New, port 1% of 1st seed of dqn-replay to Minari.

Minari:

  • pip install minari==0.4.1

Run:

python download_convert.py --convert

The dataset name follows the convention {game}-top1-s{index}-v0, which can be set by passing --index, which defaults to 1, matching the seed used by work like Scaled QL. Example of loading a dataset, where Breakout can be replaced with any dataset in ./atari_minari/atari_games.py.

import minari
from atari_minari.utils import create_atari_env

dataset = minari.load_dataset('Breakout-top1-s1-v0')

base_env = dataset.recover_environment() # Recommended to instead build env, as follows:
env = create_atari_env('ALE/Breakout-v5', repeat_action_probability=0.25, clip_rewards=False)
# disable action_repeat for some evaluation
env = create_atari_env('ALE/Breakout-v5', repeat_action_probability=0.0, clip_rewards=False)

# Sample an episode
episode = dataset.sample_episodes(n_episodes=1)[0]

(OLD) Port Atari to Minari

OLD procedure

Download D4RL and Minari:

Activate Atari environment and run:

python atari_to_pkl.py --dir={save_dir}

where save_dir is the directory to store D4RL .npz files.

To convert datasets, run: To test, activate Minari environment and run:

python atari_pkl_to_minari.py.py --dir={save_dir}

This will create dataset(s), with the name {env_name}-{dataset_type}_s{seed}-v0, where env_name is the name of the environment, e.g. Breakout. Seed and dataset_type follow from https://github.com/takuseno/d4rl-atari, where we test with expert, which contains datasets consisting of the last 1M steps of training. _s{seed} specified which trained agent to use, which is referred to as -v in Takuma's Github, but renamed to seed (_s) as -v is used to specify dataset version in Minari.

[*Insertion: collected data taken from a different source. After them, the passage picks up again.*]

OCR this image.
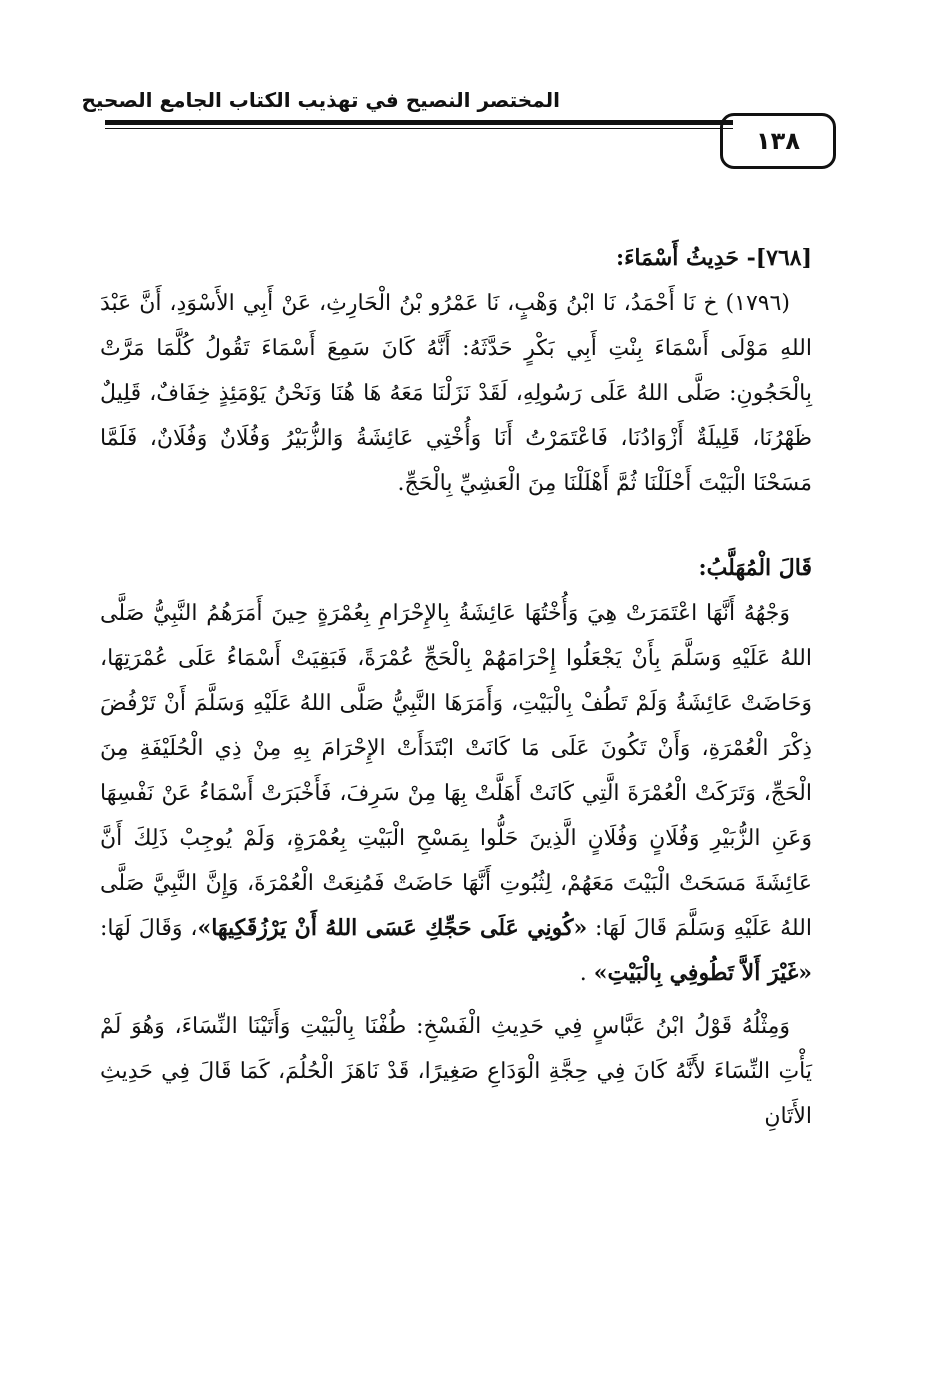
المختصر النصيح في تهذيب الكتاب الجامع الصحيح
١٣٨

[٧٦٨]- حَدِيثُ أَسْمَاءَ:

(١٧٩٦) خ نَا أَحْمَدُ، نَا ابْنُ وَهْبٍ، نَا عَمْرُو بْنُ الْحَارِثِ، عَنْ أَبِي الأَسْوَدِ، أَنَّ عَبْدَ اللهِ مَوْلَى أَسْمَاءَ بِنْتِ أَبِي بَكْرٍ حَدَّثَهُ: أَنَّهُ كَانَ سَمِعَ أَسْمَاءَ تَقُولُ كُلَّمَا مَرَّتْ بِالْحَجُونِ: صَلَّى اللهُ عَلَى رَسُولِهِ، لَقَدْ نَزَلْنَا مَعَهُ هَا هُنَا وَنَحْنُ يَوْمَئِذٍ خِفَافٌ، قَلِيلٌ ظَهْرُنَا، قَلِيلَةٌ أَزْوَادُنَا، فَاعْتَمَرْتُ أَنَا وَأُخْتِي عَائِشَةُ وَالزُّبَيْرُ وَفُلَانٌ وَفُلَانٌ، فَلَمَّا مَسَحْنَا الْبَيْتَ أَحْلَلْنَا ثُمَّ أَهْلَلْنَا مِنَ الْعَشِيِّ بِالْحَجِّ.

قَالَ الْمُهَلَّبُ:

وَجْهُهُ أَنَّهَا اعْتَمَرَتْ هِيَ وَأُخْتُهَا عَائِشَةُ بِالإِحْرَامِ بِعُمْرَةٍ حِينَ أَمَرَهُمُ النَّبِيُّ صَلَّى اللهُ عَلَيْهِ وَسَلَّمَ بِأَنْ يَجْعَلُوا إِحْرَامَهُمْ بِالْحَجِّ عُمْرَةً، فَبَقِيَتْ أَسْمَاءُ عَلَى عُمْرَتِهَا، وَحَاضَتْ عَائِشَةُ وَلَمْ تَطُفْ بِالْبَيْتِ، وَأَمَرَهَا النَّبِيُّ صَلَّى اللهُ عَلَيْهِ وَسَلَّمَ أَنْ تَرْفُضَ ذِكْرَ الْعُمْرَةِ، وَأَنْ تَكُونَ عَلَى مَا كَانَتْ ابْتَدَأَتْ الإِحْرَامَ بِهِ مِنْ ذِي الْحُلَيْفَةِ مِنَ الْحَجِّ، وَتَرَكَتْ الْعُمْرَةَ الَّتِي كَانَتْ أَهَلَّتْ بِهَا مِنْ سَرِفَ، فَأَخْبَرَتْ أَسْمَاءُ عَنْ نَفْسِهَا وَعَنِ الزُّبَيْرِ وَفُلَانٍ وَفُلَانٍ الَّذِينَ حَلُّوا بِمَسْحِ الْبَيْتِ بِعُمْرَةٍ، وَلَمْ يُوجِبْ ذَلِكَ أَنَّ عَائِشَةَ مَسَحَتْ الْبَيْتَ مَعَهُمْ، لِثُبُوتِ أَنَّهَا حَاضَتْ فَمُنِعَتْ الْعُمْرَةَ، وَإِنَّ النَّبِيَّ صَلَّى اللهُ عَلَيْهِ وَسَلَّمَ قَالَ لَهَا: «كُونِي عَلَى حَجِّكِ عَسَى اللهُ أَنْ يَرْزُقَكِيهَا»، وَقَالَ لَهَا: «غَيْرَ أَلاَّ تَطُوفِي بِالْبَيْتِ» .

وَمِثْلُهُ قَوْلُ ابْنُ عَبَّاسٍ فِي حَدِيثِ الْفَسْخِ: طُفْنَا بِالْبَيْتِ وَأَتَيْنَا النِّسَاءَ، وَهُوَ لَمْ يَأْتِ النِّسَاءَ لأَنَّهُ كَانَ فِي حِجَّةِ الْوَدَاعِ صَغِيرًا، قَدْ نَاهَزَ الْحُلُمَ، كَمَا قَالَ فِي حَدِيثِ الأَتَانِ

Example of loading a dataset:

import minari
from atari_minari.utils import create_atari_env

dataset = minari.load_dataset('Breakout-expert_s0-v0')

base_env = dataset.recover_environment() # Recommended to instead build env, as follows:
env = create_atari_env('ALE/Breakout-v5', repeat_action_probability=0.25, clip_rewards=True)
# disable action_repeat for some evaluation
env = create_atari_env('ALE/Breakout-v5', repeat_action_probability=0.0, clip_rewards=True)

# Sample an episode
episode = dataset.sample_episodes(n_episodes=1)[0]

There are several things to note:

  • dataset.recover_environment() will return the environment without reward_clipping due to issues serializing TransformReward(). To load with environment clipping, recreate the environment with create_atari_env() and pass clip_rewards=True
  • While the dataset Optimistic Perspective on Offline Reinforcement Learning is collected with repeat_action_probability=0.25, two recent papers, Multi-Game Decision Transformers, Scaled QL, which aim at creating generalist Atari agents use this dataset for training, but set repeat_action_probability=0.0 during evaluation.
  • Both the dataset,and the environment, return un-scaled 84x84 observations, with values ranging from 0 to 255. One should normalize these values before network input, such as by dividing observations by 255 to scale to 0 to 1, or use another normalization scheme.